WEST PALM BEACH—The Everglades and Francis S. Taylor Wildlife Management Area (WMA) will close to public access until further notice at one minute after midnight, Saturday, Sept. 13.

The closure will effectively cancel the deer-hunting seasons scheduled on the area this fall, said Steve Coughlin, South Region wildlife biologist-supervisor with the Florida Fish and Wildlife Conservation Commission (FWC).

The closure is prompted by high water levels in the vast 671,000-acre sawgrass marsh, which includes western portions of Dade, Broward and Palm Beach counties, Coughlin said.

FWC wildlife managers are concerned that rising water levels have restricted deer to a small remnant of high ground within the Everglades WMA.

“The available forage on these areas may become limited depending on the duration of the high water conditions,” he said.                  

Closing the area will keep human disturbance to a minimum, which will benefit the deer population during this critical period, according to Coughlin.

Extended periods of high water can result in deer mortality due to disease or malnutrition, Coughlin explained. The animals are also more vulnerable to parasites in their weakened condition.

“Deer typically abandon their dry ground refuges when people approach,” he said. “The deer flee into the marsh, wading through abnormally deep water and expending valuable energy. This response to human disturbance directly affects the general well-being and health of the animal during high-water periods.”

The area is closed indefinitely to all access until water levels recede. The closure includes vehicles, airboats and hikers. Closure violators will be ticketed by patrolling FWC officers and subject to fines.

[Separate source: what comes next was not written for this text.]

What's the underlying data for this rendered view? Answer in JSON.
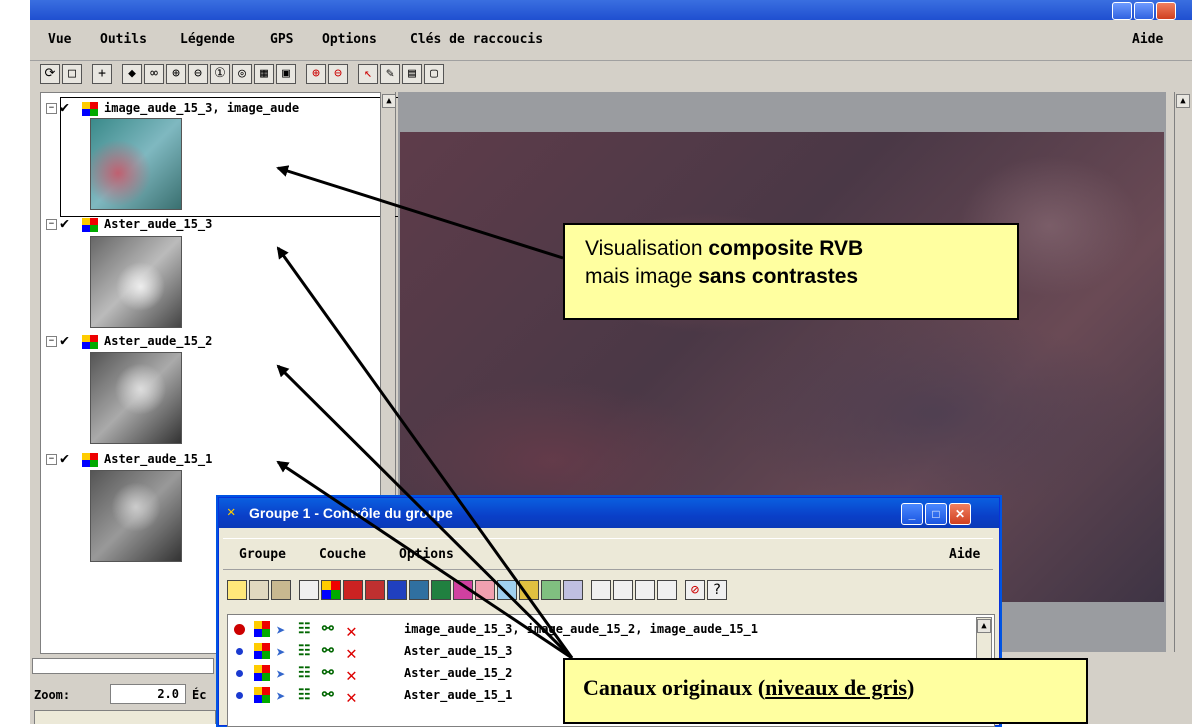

Coughlin said the only exceptions would be for fishermen and waterfowl hunters using kicker-boats in the deep-water canals and adjacent marshes. Permitted alligator hunters during the ongoing statewide alligator season are also exempt.

“These exempted activities have minimal impacts on upland wildlife,” he said.

FWC biologists are continually monitoring the situation and will re-open the management areas as soon as possible.